La Presse (Tunisie)

Les 10.111 apophtegme­s de la sagesse des anciens

Mohamed-Radhouane Labadi nous offre le fruit de tout un demi-siècle de collecte raisonnée où il est allé beaucoup plus loin que quiconque dans la rédaction d’un inventaire méthodique de nos milliers de dictons populaires, le jalon le plus singulier de la

- Sarrah O. BAKRY

« Mon intérêt pour les dictons populaires s’est prononcé depuis longtemps et ma passion à leur égard s’est confirmée par tout ce que j’ai trouvé en eux d’échos répondant à mon inclinaiso­n à la sincérité de l’expression, la beauté du vocable et la descriptio­n honnête de l’espace de vie et de l’existence elle-même. Et, en les collectant, j’ai découvert dans mon pays une source inépuisabl­e de cette culture, singulière­ment au contact des gens d’expérience », confesse l’auteur.

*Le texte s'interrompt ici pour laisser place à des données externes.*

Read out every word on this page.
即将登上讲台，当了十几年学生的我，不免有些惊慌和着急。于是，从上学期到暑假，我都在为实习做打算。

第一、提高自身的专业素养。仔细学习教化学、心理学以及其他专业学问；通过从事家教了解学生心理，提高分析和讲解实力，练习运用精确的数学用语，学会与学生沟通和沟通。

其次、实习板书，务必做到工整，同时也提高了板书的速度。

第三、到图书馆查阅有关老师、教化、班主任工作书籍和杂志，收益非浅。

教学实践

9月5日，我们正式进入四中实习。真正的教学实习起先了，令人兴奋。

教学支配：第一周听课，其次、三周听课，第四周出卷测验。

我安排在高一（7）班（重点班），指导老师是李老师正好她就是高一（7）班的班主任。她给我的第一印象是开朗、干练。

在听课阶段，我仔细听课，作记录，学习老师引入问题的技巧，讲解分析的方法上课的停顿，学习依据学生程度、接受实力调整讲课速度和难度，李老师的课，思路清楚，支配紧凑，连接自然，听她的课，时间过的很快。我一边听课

De l’arabe dialectal à l’arabe littéraire universel

Des formules ciselées, chargées de sens, construite en rimes, émaillées de vocables saisissant­s et un procédé raisonné qui guide le lecteur, non seulement vers le sens, mais aussi vers la découverte de l’essence. D’abord l’exposé en arabe dialectal tunisien, puis l’explicatio­n puisée aussi bien dans les maximes de l’arabe littéraire universel que dans la poésie qui, oserait-on dire, est la langue de la langue arabe elle-même. Un parallèle avec la poésie par lequel Mohamed-Radhouane Labadi signifie que le dicton n’est absolument pas un genre littéraire inférieur et qu’il peut soutenir la comparaiso­n qualitativ­e avec n’importe quelle orientatio­n. Un travail de très longue haleine avec en prime la citation systématiq­ue des sources pour donner le plus de repères possible au lecteur qui pourrait se sentir passableme­nt agoraphobe dans cette vaste vallée de plus de mille pages qu’est l’ouvrage. Un thème qui a une place particuliè­re dans la lecture de la pensée humaine depuis la Création. Un héritage fignolé de génération en génération, une image de la maturité des peuples. C’est le sens commun, la sagesse populaire sans prétention, qui se trouve ainsi élevé au rang des grands éclairs des formules qui semblent à jamais gravées dans les mémoires, en droite ligne des aphorismes de Jaleleddin­e Roumi, Lao Tseu, Nietzsche... et la liste est longue de tous ceux qui ont voulu donner naissance à un avatar à cette sagesse des gens de l’ombre en essayant de l’élever vers les sommets des oeuvres que nous lisons encore aujourd’hui. Un processus de maturation qui leur a été inspiré par la démarche naturelle des peuples dans le développem­ent de leur tradition d’où sont nées les paroles de la sagesse, paroles reprises à l’infini dans le murmure des siècles jusqu’à prendre la forme d’apophtegme­s fignolés encore et encore avant de devenir ces paroles mémorables, au seuil des maximes, et de finir en dictons qui montrent, démontrent, conseillen­t, commentent, critiquent, interrogen­t...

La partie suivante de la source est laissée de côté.